Cuando el hierro se convirtió en acero y la madera en polímero, la tierra extranjera continuó tan insólita como antaño, a pesar de adquirir una tonalidad singular. En selvas dibujadas sobre mapas en blanco y negro, tituladas con nombres tan solemnes como Indochina, desaparecieron jóvenes de Baigorri y Hendaia, al igual que otros de Atharratze o Donapaleu lo hicieron en pedregales argelinos. Si sus compatriotas del sur engordaron con sus últimos suspiro la nobleza borbónica hispana, ellos abultaron el tamaño de la estupidez francesa que nunca supo diferenciar imperio de república. Más cerca, en Mathausen, en Stalingrado, iconos de la intolerancia, borraron por segunda vez nombres de la lista infinita del anonimato, tal y como lo hicieron en Alanís, población perdida en la sierra sevillana, que acogió a presos desconocidos de un país ignoto, Euskal Herria.

Hace no mucho, apenas unas semanas, recuperamos los restos de Cándido Saseta, reducidos al silencio, en la orilla de un camino horadado por carros y tractores. Otro centenar de compañeros del que fue comandante en jefe de las Milicias Vascas en 1936, yacen en un terreno al que los vecinos de Las Regueras (Asturias) conocen como “El pradón de los vascos”. “Yo estoy allí, y hasta que allí vuelva, no me encontraré” decía el exiliado Vicente Amezaga desde Buenos Aires y desde cualquier parte.

Saseta quiso ser mikelete y le destinaron a Ceuta. La República le repatrió a Gasteiz. Cuando los militares espoleados por banqueros y obispos levantaron las bayonetas e hicieron esfumar la esperanza, Saseta lideró lo que hoy llamaríamos una tendencia soberanista. Escribió a los dirigentes políticos: “Conocida por nosotros la demarcación que para jurisdicciones de guerra ha hecho el Consejo de Ministros de Madrid, incluyendo a Santander con Gipuzkoa y Bizkaia, no tenemos más remedio que protestar enérgicamente y no aceptarla porque la demarcación de guerra debe ser Gipuzkoa, Bizkaia, Alaba y Nabarra quedando Santander unida a Asturias o a quien el ministro español de Guerra crea oportuno”.

Cándido Saseta murió en Asturias en febrero de 1937. Se indignó ante el lehendakari Agirre por la decisión del Ministerio de la Guerra de enviar tropas vascas a Asturias.

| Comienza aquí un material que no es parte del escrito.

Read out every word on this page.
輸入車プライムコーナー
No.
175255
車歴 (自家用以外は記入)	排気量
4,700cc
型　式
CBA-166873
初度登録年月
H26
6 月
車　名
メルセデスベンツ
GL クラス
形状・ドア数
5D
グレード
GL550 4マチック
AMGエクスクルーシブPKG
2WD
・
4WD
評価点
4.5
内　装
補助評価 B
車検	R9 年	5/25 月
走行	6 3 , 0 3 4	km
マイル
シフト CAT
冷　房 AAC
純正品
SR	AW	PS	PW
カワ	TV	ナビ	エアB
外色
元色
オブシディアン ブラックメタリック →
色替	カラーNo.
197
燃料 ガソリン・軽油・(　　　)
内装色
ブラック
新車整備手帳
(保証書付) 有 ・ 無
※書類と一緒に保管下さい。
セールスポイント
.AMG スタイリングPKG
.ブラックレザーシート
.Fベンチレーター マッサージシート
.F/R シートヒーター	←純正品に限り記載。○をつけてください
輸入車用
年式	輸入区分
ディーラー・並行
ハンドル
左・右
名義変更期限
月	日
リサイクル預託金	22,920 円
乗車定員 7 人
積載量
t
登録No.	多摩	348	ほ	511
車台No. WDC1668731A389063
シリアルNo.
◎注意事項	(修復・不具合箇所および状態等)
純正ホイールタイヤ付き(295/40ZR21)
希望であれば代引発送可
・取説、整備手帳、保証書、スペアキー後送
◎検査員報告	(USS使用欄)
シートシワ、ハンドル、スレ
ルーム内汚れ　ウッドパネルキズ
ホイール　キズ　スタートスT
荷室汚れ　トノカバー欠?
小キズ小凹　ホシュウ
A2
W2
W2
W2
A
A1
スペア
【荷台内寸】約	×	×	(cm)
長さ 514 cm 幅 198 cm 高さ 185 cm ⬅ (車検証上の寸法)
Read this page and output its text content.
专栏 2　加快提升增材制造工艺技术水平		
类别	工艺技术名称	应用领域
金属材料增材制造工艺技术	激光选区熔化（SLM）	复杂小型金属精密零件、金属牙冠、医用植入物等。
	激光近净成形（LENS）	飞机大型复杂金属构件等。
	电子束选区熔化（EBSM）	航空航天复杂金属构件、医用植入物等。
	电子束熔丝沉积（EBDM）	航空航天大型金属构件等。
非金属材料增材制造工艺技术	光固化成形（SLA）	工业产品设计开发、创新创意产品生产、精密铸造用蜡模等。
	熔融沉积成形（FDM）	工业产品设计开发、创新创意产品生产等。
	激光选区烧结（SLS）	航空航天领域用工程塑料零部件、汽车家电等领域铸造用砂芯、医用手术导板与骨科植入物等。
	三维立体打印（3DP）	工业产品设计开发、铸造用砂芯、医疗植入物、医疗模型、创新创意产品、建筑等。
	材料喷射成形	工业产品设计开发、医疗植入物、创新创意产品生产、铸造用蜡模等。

Acató, sin embargo, las órdenes. Como él, otros cientos de jóvenes que fueron despedidos al son de la música pachanguera en la Gran Vía de Bilbao. Nada diferente a las ceremonias de otras épocas en los puertos de Pasajes o Baiona o en las estaciones de Atotxa o la de San Jorge. ¿Por qué se desplazaron a Asturias? ¿Por respeto a los héroes? ¿Por tradición?

Son escasas las ocasiones que se nos presentan para completar las “Actas de extranjería”. Completarlas con el último poema, el de la repatriación. Saseta descansará a partir del 26 de abril en la localidad que le vio nacer, Hondarribia. Le cubrirá tierra vasca. Me dirán que la tierra es tierra, aquí y en Patagonia. No estoy tan convencido para avalarlo. Porque estos días, en esta primavera que prospera, cuando deambulo por los prados y los caminos de nuestro país, descubro una tierra perfumada con resonancias y esencias particulares, repleta de susurros infantiles que me resultan familiares y que no he sido capaz de descifrar en ningún otro lugar del planeta. Aquí, la hierba crece de una manera especial y los surcos tienen una traza sobria que tampoco encuentro en otras aldeas. Quizás sean las ínfulas de un errabundo. Quizás. Pero ésta es nuestra tierra, la tierra vasca, la misma que cubrirá a Saseta y a su liviano equipaje de ilusiones.